Haraway called The Cyborg Manifesto “an ironic political myth” (1991, p. 149). I aim to make my exploration of the branded cyborg subject an ironic educational myth, one that visions possibilities for the public trust of education through a more detailed understanding of social media.
***

My almost five-year-old son did his first dinosaur podcast this past weekend, with his dad. Charlottetownosaurus, Episode One. Because if you are Oscar and you’ve been busily devouring all things dinosaur for almost two years now, you’ve accumulated a great deal of knowledge to share with the world. And because when you’ve accumulated knowledge or ideas or just plain passion for something, whatever it is, sharing it and getting feedback from other people on it? Matters. Even if you’re not yet five. He found out his babysitter listened to it and tweeted me about it and you would have thought he’d won an Academy Award.

He has been in full-time preschool now since September, in the daycare attached to the French school he will attend come next year. He went in with only a cursory vocabulary in French: now, he’s almost comfortable in the language. He’s certainly comfortable correcting my stilted Anglo pronunciations, and I grin at him and try again to match the sounds that suddenly, wonderfully, roll off his tongue.

His teacher’s experienced, and kind, and I think she’s good at what she does. But even after six+ months in a French class with only ten kids, this boy who’d happily eat and sleep dinosaurs all day long and has picked up five-syllable Latin terms just from having books read aloud to him still doesn’t know any dinosaur names in French. Nor the words for fairly familiar concepts like “herbivore” and “carnivore.”
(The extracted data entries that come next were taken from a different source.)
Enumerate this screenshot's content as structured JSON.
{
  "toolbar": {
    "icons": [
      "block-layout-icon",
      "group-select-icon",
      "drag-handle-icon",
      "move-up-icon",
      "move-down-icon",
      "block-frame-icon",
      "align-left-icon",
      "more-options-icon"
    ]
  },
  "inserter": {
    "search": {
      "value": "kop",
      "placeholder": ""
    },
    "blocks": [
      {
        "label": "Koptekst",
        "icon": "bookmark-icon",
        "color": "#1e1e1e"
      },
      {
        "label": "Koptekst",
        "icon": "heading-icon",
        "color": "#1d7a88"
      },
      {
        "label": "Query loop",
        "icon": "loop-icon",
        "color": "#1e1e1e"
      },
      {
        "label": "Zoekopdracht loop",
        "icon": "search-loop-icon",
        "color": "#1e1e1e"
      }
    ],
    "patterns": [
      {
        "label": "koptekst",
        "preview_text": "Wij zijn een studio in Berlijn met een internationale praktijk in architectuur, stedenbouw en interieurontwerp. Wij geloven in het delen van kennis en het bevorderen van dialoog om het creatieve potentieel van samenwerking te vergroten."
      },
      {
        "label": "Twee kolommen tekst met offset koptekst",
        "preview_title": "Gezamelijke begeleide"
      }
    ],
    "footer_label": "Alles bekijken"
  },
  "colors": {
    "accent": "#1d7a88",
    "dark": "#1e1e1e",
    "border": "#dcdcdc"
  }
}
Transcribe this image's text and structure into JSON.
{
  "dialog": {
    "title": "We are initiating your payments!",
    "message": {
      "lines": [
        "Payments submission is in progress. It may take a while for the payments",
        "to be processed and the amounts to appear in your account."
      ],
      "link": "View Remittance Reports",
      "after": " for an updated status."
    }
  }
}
Not a deal-breaker.  Not a personal criticism of his teacher, whose (underpaid) job it is to teach themes of seasons and foods and holidays, to organize and facilitate (rather beautiful) crafts with the kids, to read stories at circle time (which Oscar inevitably interrupts because he wants desperately to tell about the things he knows).

She is a good teacher. She makes homemade play-doh. He is learning from her.

But he is not learning that the things that drive him and the things that he can do are exciting and engaging, things to be built on. He’s not learning that his interests are valid or worthy of creative attention. He’s not learning how to participate in a produsage or prosumer world, where consumption and creation blur.

And that’s okay, I think. He’s not five. And he’s learning some of that stuff at home. And learning to take turns with the play-doh matters, absolutely.

But in terms of his subjectivity, his sense of himself in the world and the stories he belongs in, school – in this traditional model of learning to engage on externally-set terms – makes me a little sad.

He’s a pleaser and a connector, by nature. That’s where the interruptions at circle time come from, however misguided: he’s a kid who will offer up every last thought he can think of in hopes of gaining the engagement and attention of another human being. When that happens, and a positive reflection of himself shines back at him, his world’s complete.

We all need to learn to deal with our worlds not being complete all the time. I work hard with Oscar on a daily basis to help him see – and seize – moments when others might be open to engaging, and when they’re just busy with the damn dishes and getting him a glass of milk, thank you very much.

But humans who need to connect aren’t well-served by systems that externalize what happens to us, that are structured to emphasize compliance and passivity over the scramble to share all the wonders that flit through our brains. It is human to clamour, but it is particularly hard to pay attention to clamour in systems where the audience for the clamour is smaller than the number of clamourers. School is an anti-clamour system at least in part because there are almost always more students than teachers, and human engagement does not thrive in that climate of division, nor on demand.

Human engagement can survive division, however, if it is not required to physically respond to multiple demands at once. Particularly if it has some agency over what it engages with. Clamour, I would argue, is alive and well.

It’s online, in social media.

My Twitter feed is full of people scrambling to share the wonders flitting across their brains. I learn from some of it. I am moved by some. I tune some out – but I don’t need to hush anyone for demanding anything of me, because they’re not. They’re just putting their stuff out there, in a forum where others can engage or attend if they want. That kid who was always waving his hand around in preschool circle time, the one the teacher probably wanted to throttle? He may have grown up to be one of the richest resources out there in his field, connecting and sharing and repackaging what he knows, just in case you want to know too.

He’s a cyborg, and social media is the world’s biggest circle time.

And so that gap between my emerging dissertation and education? I don’t think it’s there. I have a lot of work ahead of me to try to understand what it means, subjectivity-wise, to engage and live and learn in the clamour, but I hope eventually to be able to show that the clamour is not the enemy of learning, only of a model of schooling which need not be the alpha and omega of the field of education.

That would be an ironic educational myth, indeed.